States cannot afford a complete submission to business interests at the cost of political upheaval. Thus, they need to manage their own economic interests alongside their citizen's demands. An investigation of the gains made by collective struggles against the state would hence achieve three things: One, provide insights into the business class interests of the state (by means of what the state is willing to concede to and not); two, mediate between the highly prevalent ongoing debate on the degree of infiltration of capital relations in rural Asian economies; and, three, examine the effectiveness of armed peasant groups in improving local conditions under particular state-capital configurations.

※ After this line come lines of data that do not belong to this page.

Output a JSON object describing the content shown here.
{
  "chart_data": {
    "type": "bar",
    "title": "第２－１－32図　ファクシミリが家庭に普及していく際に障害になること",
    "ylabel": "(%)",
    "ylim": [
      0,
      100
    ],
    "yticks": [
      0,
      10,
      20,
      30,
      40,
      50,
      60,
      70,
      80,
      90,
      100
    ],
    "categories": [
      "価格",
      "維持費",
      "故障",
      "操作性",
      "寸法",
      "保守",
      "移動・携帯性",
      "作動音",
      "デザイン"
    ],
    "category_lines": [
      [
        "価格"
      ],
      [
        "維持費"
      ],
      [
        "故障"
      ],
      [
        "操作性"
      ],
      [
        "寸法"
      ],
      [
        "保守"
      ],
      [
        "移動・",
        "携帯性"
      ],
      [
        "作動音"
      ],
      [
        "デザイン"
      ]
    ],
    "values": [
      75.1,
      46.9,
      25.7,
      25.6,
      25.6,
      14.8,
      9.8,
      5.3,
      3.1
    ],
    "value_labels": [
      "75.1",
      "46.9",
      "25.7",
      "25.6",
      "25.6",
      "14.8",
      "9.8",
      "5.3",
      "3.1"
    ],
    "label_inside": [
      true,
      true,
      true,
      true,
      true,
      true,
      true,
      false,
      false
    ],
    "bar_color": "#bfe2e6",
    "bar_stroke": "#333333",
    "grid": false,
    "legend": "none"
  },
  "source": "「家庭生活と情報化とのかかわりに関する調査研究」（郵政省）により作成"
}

This research relies on interviews, village studies and quantitative data of the political economy and social movement landscapes from two comparable regions in India – which witnessed the presence and absence of collective action respectively. Analysis of archival material contributes towards a historical dimension, for establishing socio-political contingencies in the emergence of the mercantile class, their transition into agricultural capitalists – and – their evolving influence on state actions.
The implications of this research are far reaching. With a four-fold increase in armed movements across the globe in the last decade – several within agrarian economies – it informs our analysis of the state and capital in creating and sustaining the conflict infrastructure.